Mortgage Rates Up

Mortgage rates up until today have been holding steady as they waited for the big announcement from the Fed on Thursday. The bond market and MBS markets have been giving up most of the technical bullishness over the last two weeks. I however, did not expect the substantial increase in rates in one day as what happened today. After trading quietly for almost three weeks, trading in a narrow range, the 10yr and all of the curve broke hard today. The 10yr note yield increased to 2.28%, and MBS prices were down as much as 50BPS. 

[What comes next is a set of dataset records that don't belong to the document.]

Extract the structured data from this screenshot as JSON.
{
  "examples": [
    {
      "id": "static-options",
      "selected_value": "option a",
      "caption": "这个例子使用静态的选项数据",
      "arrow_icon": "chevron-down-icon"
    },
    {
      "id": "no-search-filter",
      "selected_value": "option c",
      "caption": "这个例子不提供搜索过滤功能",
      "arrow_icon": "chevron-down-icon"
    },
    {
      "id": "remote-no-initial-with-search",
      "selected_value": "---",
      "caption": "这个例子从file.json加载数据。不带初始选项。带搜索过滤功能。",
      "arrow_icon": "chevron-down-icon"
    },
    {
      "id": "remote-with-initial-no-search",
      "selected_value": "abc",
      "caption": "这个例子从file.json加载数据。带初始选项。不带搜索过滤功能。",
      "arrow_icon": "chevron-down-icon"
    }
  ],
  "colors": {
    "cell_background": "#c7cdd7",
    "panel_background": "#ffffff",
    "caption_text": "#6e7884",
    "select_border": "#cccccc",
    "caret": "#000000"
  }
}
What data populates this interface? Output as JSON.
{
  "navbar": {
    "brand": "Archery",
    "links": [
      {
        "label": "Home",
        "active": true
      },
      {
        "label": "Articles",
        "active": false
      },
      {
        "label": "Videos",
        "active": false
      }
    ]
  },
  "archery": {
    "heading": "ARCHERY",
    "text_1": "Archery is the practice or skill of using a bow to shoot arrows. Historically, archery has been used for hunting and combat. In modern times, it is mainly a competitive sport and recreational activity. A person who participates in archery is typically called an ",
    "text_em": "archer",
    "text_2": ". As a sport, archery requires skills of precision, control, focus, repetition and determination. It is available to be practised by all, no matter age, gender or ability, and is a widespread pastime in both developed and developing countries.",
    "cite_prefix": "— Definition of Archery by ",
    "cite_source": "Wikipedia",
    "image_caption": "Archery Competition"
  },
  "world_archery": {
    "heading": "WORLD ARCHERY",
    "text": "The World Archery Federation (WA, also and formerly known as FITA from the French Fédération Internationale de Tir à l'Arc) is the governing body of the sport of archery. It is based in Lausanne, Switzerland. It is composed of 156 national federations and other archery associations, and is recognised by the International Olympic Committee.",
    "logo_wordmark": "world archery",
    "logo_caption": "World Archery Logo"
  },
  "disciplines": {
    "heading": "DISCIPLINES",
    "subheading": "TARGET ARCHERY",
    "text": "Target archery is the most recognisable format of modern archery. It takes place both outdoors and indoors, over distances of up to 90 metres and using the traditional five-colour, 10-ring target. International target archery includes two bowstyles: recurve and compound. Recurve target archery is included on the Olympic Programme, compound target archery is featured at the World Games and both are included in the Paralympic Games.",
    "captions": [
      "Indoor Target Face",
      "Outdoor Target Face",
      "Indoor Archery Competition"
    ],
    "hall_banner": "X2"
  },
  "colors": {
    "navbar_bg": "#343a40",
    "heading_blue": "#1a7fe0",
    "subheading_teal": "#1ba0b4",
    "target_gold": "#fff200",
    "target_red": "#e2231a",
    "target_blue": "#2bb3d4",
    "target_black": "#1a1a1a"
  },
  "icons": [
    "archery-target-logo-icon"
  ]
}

Most of my interest was on the 2yr note yield, as it increased to its highest level in over 4 years. The 10yr yield is the highest since early August. Stocks rallied today although I do not see it as a direct correlation. Nevertheless markets took the August retail sales as a huge positive, not sure why even with the upward revisions in the July retail sales from what was originally reported. Sales were good but to put the stock market and bond market on this kind of a move prior to the FOMC on Thursday is not the entire story. August industrial production was weak, down now 6 out of the last eight months. The NY Empire State manufacturing index also a big disappointment. Auto sales are slowing form the hell-bent pace of the last six months. Europe is slowing, China is now seen as much weaker than the government has been saying. If short term rates increase on a Fed hike the auto industry will see some weakness. The best I can glean is that the lack of enthusiasm for treasuries finally gave way on positioning ahead of the FMOC.

Markets still believe the Fed will not move on Thursday, imagine what the Treasury market will do if the Fed does hike. Not likely now with the movement today in treasuries, with most traders and investors believing the Fed will not move now yet still seeing the 2yr note at a four year high, a move by the Fed would disrupt markets, something the Fed stays clear of.

In summary, I am seeing a defensive position taken today by bond traders leaving interest rates higher day over day.  If multi-billion dollar bond traders are hedging their bets and taking an approach that rates will rise, I would think we should follow suit.  Locking to protect what is still available is the only intelligent action today.  Speculating that rates will improve is not a losers bet, but certainly one that is clearly too risky today.  Depending on your time line to close you can potentially play the game, but loans closing inside of 30 days should be taking defensive action today and locking.